I have a solution but I'm not sure it's the right one.  Instead of joining on 5 columns in the DELETE the join uses the ctid column.
 
BEGIN;
CREATE INDEX gregs_table_ctid_idx ON gregs_table(ctid);
DELETE FROM gregs_table gt
   USING (SELECT ctid FROM gregs_table WHERE ...) as s
   WHERE gt.ctid=s.ctid;
DROP INDEX gregs_table_ctid_idx;
COMMIT;
 
The difference to me is a 20+ minute to a ~5 second transaction.  The table is loaded using COPY, never INSERT, never UPDATE'd.  COPY, SELECT and DELETE is its life.  PostgreSQL 8.2.1 on RedHat ES 4.0 is the target platform.
 
Any possible issues with using ctid in the DELETE and transaction?  I understand ctid is "useless" in the long run as the documentation points out but for the short term and within a transaction it seems to work well.
 
Thoughts?
 
Greg
 
 
--
 Greg Spiegelberg
 614.318.4314, office
 614.431.8388, fax
 ISOdx Product Development Manager
 Cranel, Inc.
 
 

Re: DELETE with filter on ctid

From
Tom Lane
Date:
"Spiegelberg, Greg" <gspiegelberg@cranel.com> writes:
> We have a query which generates a small set of rows (~1,000) which are
> to be used in a DELETE on the same table.  The problem we have is that
> we need to join on 5 different columns and it takes far too long.  I
> have a solution but I'm not sure it's the right one.  Instead of joining
> on 5 columns in the DELETE the join uses the ctid column.

> BEGIN;
> CREATE INDEX gregs_table_ctid_idx ON gregs_table(ctid);
> DELETE FROM gregs_table gt
>    USING (SELECT ctid FROM gregs_table WHERE ...) as s
>    WHERE gt.ctid=s.ctid;
> DROP INDEX gregs_table_ctid_idx;
> COMMIT;

Forget the index, it's useless here (hint: ctid is a physical address).
I'm wondering though why you don't just transpose the subquery's WHERE
condition into the DELETE's WHERE?  Or is this example oversimplified?

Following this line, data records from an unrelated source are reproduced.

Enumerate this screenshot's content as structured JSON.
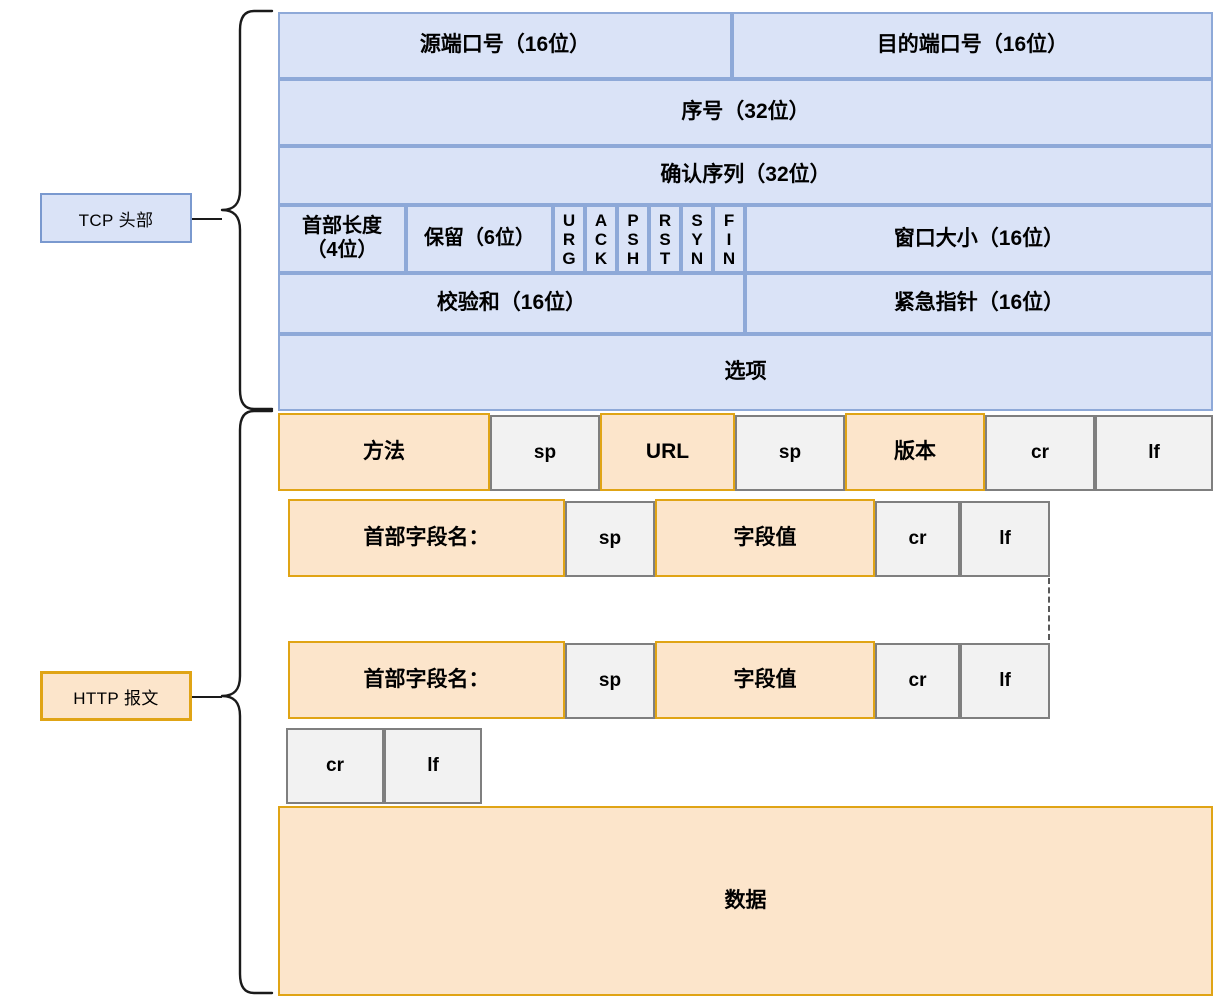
{
  "diagram": {
    "title_labels": {
      "tcp": "TCP 头部",
      "http": "HTTP 报文"
    },
    "tcp_header": {
      "fill_color": "#dae3f7",
      "border_color": "#8ea9d8",
      "rows": [
        {
          "cells": [
            {
              "label": "源端口号（16位）"
            },
            {
              "label": "目的端口号（16位）"
            }
          ]
        },
        {
          "cells": [
            {
              "label": "序号（32位）"
            }
          ]
        },
        {
          "cells": [
            {
              "label": "确认序列（32位）"
            }
          ]
        },
        {
          "cells": [
            {
              "label": "首部长度\n（4位）"
            },
            {
              "label": "保留（6位）"
            },
            {
              "label": "URG"
            },
            {
              "label": "ACK"
            },
            {
              "label": "PSH"
            },
            {
              "label": "RST"
            },
            {
              "label": "SYN"
            },
            {
              "label": "FIN"
            },
            {
              "label": "窗口大小（16位）"
            }
          ]
        },
        {
          "cells": [
            {
              "label": "校验和（16位）"
            },
            {
              "label": "紧急指针（16位）"
            }
          ]
        },
        {
          "cells": [
            {
              "label": "选项"
            }
          ]
        }
      ]
    },
    "http_message": {
      "fill_color": "#fce5cb",
      "border_color": "#e0a415",
      "neutral_fill": "#f2f2f2",
      "neutral_border": "#7f7f7f",
      "request_line": [
        {
          "label": "方法",
          "kind": "orange"
        },
        {
          "label": "sp",
          "kind": "gray"
        },
        {
          "label": "URL",
          "kind": "orange"
        },
        {
          "label": "sp",
          "kind": "gray"
        },
        {
          "label": "版本",
          "kind": "orange"
        },
        {
          "label": "cr",
          "kind": "gray"
        },
        {
          "label": "lf",
          "kind": "gray"
        }
      ],
      "header_line_1": [
        {
          "label": "首部字段名：",
          "kind": "orange"
        },
        {
          "label": "sp",
          "kind": "gray"
        },
        {
          "label": "字段值",
          "kind": "orange"
        },
        {
          "label": "cr",
          "kind": "gray"
        },
        {
          "label": "lf",
          "kind": "gray"
        }
      ],
      "header_line_2": [
        {
          "label": "首部字段名：",
          "kind": "orange"
        },
        {
          "label": "sp",
          "kind": "gray"
        },
        {
          "label": "字段值",
          "kind": "orange"
        },
        {
          "label": "cr",
          "kind": "gray"
        },
        {
          "label": "lf",
          "kind": "gray"
        }
      ],
      "blank_line": [
        {
          "label": "cr",
          "kind": "gray"
        },
        {
          "label": "lf",
          "kind": "gray"
        }
      ],
      "body": {
        "label": "数据",
        "kind": "orange"
      }
    }
  }
}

            regards, tom lane

Re: DELETE with filter on ctid

From
"Craig A. James"
Date:
Spiegelberg, Greg wrote:
> We have a query which generates a small set of rows (~1,000) which are
> to be used in a DELETE on the same table.  The problem we have is that
> we need to join on 5 different columns and it takes far too long.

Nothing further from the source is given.